LA. É muito difícil definir a qual “raça” cada um pertence sendo um fenômeno gerado pela mistura incessante e profunda que marcou o percurso histórico brasileiro, optando assim pela denominação de identidade, aquilo que nos une e reúne como etnos-nação. Sendo você um artista, um escritor, um poeta, poderia nos dizer qual a sua opinião sobre o binômio “raça” x identidade?
AA. Penso o binômio entre essas palavras como um contra-senso. São palavras que pertencem a sentidos de grupos diferentes, e correlacioná-las tende mais a confundir, do que solucionar. Raça está mais associada à questão biológica, e na conjuntura atual, não contribui para as questões socioculturais. A palavra raça é pouco dinâmica, não permite a mobilidade de sentidos e deslocamento de pensamento que possa promover uma harmonização social. Apesar de ser uma palavra bonita, a palavra raça pode nos levar a uma absolutização perigosa, e tudo que não precisamos na conjuntura atual é de absolutismo. A palavra identidade possui uma potencialidade agregadora, pois a identidade é algo que se pode reconstruir. A minha identidade é resultado das minhas andanças e escolhas. A identidade pode ser positiva ou negativamente afetada pelas ações sociais e pelas relações humanas. Podemos falar em resgate de identidade e de interferência na mesma através da educação. Não consigo ver essa amplitude na palavra raça, e talvez por isso ela me atraia menos do que a palavra identidade. A palavra raça é de uma natureza estática; a palavra identidade é de uma natureza maleável. Acho que a escolha de palavras maleáveis é muito importante, não somente para as artes, mas para a sociedade como um todo.
LA. Na Literatura, na Poesia, nas Ciências, na Filosofia, na Política, você poderia citar quais seriam suas possíveis inspirações “negras”?
AA. Minhas inspirações negras são meus avós, minha mãe, meu pai e meus irmãos. E entenda isso de modo literal e , ao mesmo tempo, metafórico!
LA. Qual o significado que você atribui à palavra preconceito e qual a sua opinião sobre o uso da mesma nos dias atuais?
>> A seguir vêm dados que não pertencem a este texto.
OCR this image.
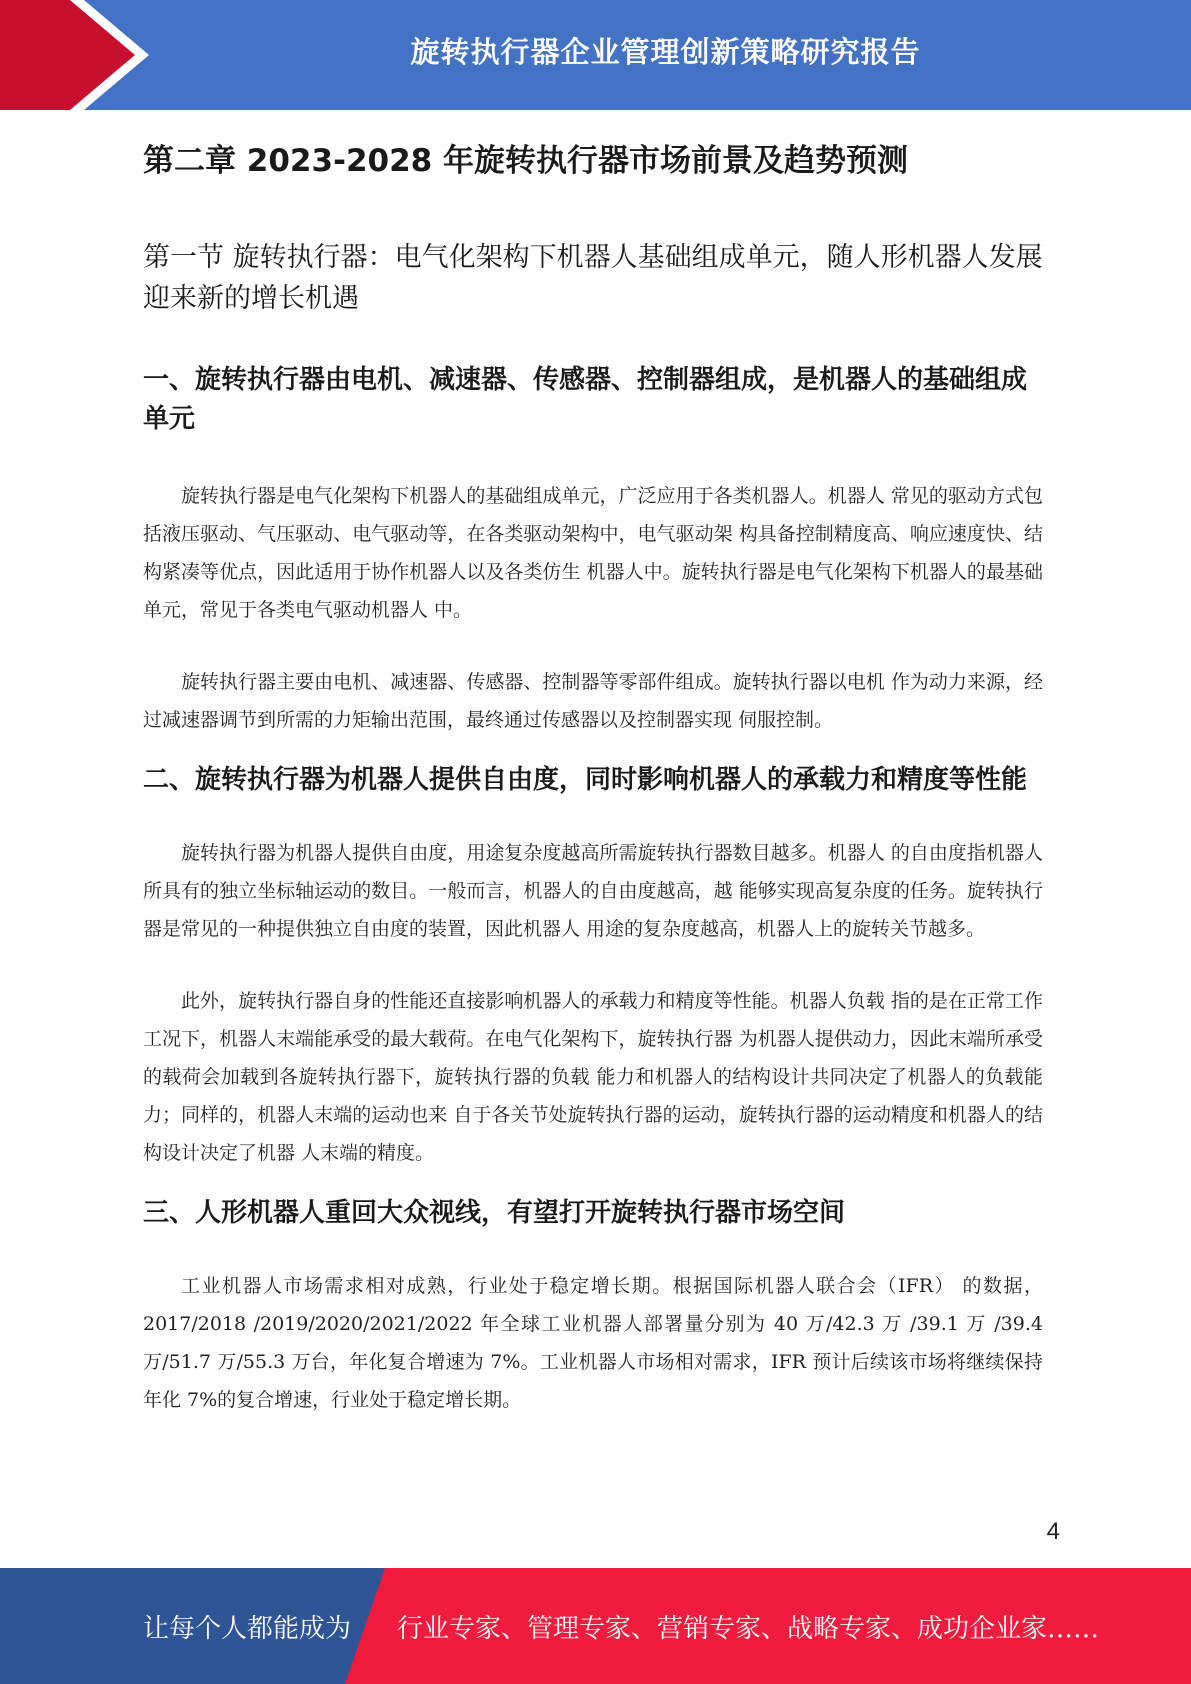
旋转执行器企业管理创新策略研究报告
第二章 2023-2028 年旋转执行器市场前景及趋势预测
第一节 旋转执行器：电气化架构下机器人基础组成单元，随人形机器人发展迎来新的增长机遇
一、旋转执行器由电机、减速器、传感器、控制器组成，是机器人的基础组成 单元

旋转执行器是电气化架构下机器人的基础组成单元，广泛应用于各类机器人。机器人 常见的驱动方式包括液压驱动、气压驱动、电气驱动等，在各类驱动架构中，电气驱动架 构具备控制精度高、响应速度快、结构紧凑等优点，因此适用于协作机器人以及各类仿生 机器人中。旋转执行器是电气化架构下机器人的最基础单元，常见于各类电气驱动机器人 中。

旋转执行器主要由电机、减速器、传感器、控制器等零部件组成。旋转执行器以电机 作为动力来源，经过减速器调节到所需的力矩输出范围，最终通过传感器以及控制器实现 伺服控制。

二、旋转执行器为机器人提供自由度，同时影响机器人的承载力和精度等性能

旋转执行器为机器人提供自由度，用途复杂度越高所需旋转执行器数目越多。机器人 的自由度指机器人所具有的独立坐标轴运动的数目。一般而言，机器人的自由度越高，越 能够实现高复杂度的任务。旋转执行器是常见的一种提供独立自由度的装置，因此机器人 用途的复杂度越高，机器人上的旋转关节越多。

此外，旋转执行器自身的性能还直接影响机器人的承载力和精度等性能。机器人负载 指的是在正常工作工况下，机器人末端能承受的最大载荷。在电气化架构下，旋转执行器 为机器人提供动力，因此末端所承受的载荷会加载到各旋转执行器下，旋转执行器的负载 能力和机器人的结构设计共同决定了机器人的负载能力；同样的，机器人末端的运动也来 自于各关节处旋转执行器的运动，旋转执行器的运动精度和机器人的结构设计决定了机器 人末端的精度。

三、人形机器人重回大众视线，有望打开旋转执行器市场空间

工业机器人市场需求相对成熟，行业处于稳定增长期。根据国际机器人联合会（IFR） 的数据，2017/2018 /2019/2020/2021/2022 年全球工业机器人部署量分别为 40 万/42.3 万 /39.1 万 /39.4 万/51.7 万/55.3 万台，年化复合增速为 7%。工业机器人市场相对需求，IFR 预计后续该市场将继续保持年化 7%的复合增速，行业处于稳定增长期。

4
让每个人都能成为 行业专家、管理专家、营销专家、战略专家、成功企业家……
AA. Já cansei de entender e ouvir a palavra preconceito, como uma preconcepção de algo, ou uma conclusão precipitada de alguns valores culturais. Acho que já devemos ir direto ao ponto, e entender a palavra preconceito já como algo danoso que fere os cantos mais íntimos do ser-humano. Também estou um pouco impaciente com essa história de que muitas vezes não percebemos os nossos preconceitos. Percebemos, sim! O difícil é lidar com o fato de que os possuímos. Estou aqui falando do preconceito em todos os sentidos. A sociedade já está com a “idade” suficientemente avançada, e não convence mais dizer que não sabe logisticamente onde atua preconceituosamente. Acontece que tem algumas mudanças que demandam custos financeiros, e ela (a sociedade) coloca o valor financeiro em primeiro lugar na lista dos objetivos primordiais de funcionamento. A questão do preconceito atualmente é uma questão de “business”; deixou de ser cultural.
LA. Percebo que a denominação afro-descendente ligada estreitamente ao termo criado por você –melanina acentuada-, é um pouco estranha no uso brasileiro, uma vez que África é um continente composto por países de diversas culturas. Qual a sua opinião sobre esta constante procura pela “denominação adequada” tentando classificar os seres humanos a partir da cor da pele?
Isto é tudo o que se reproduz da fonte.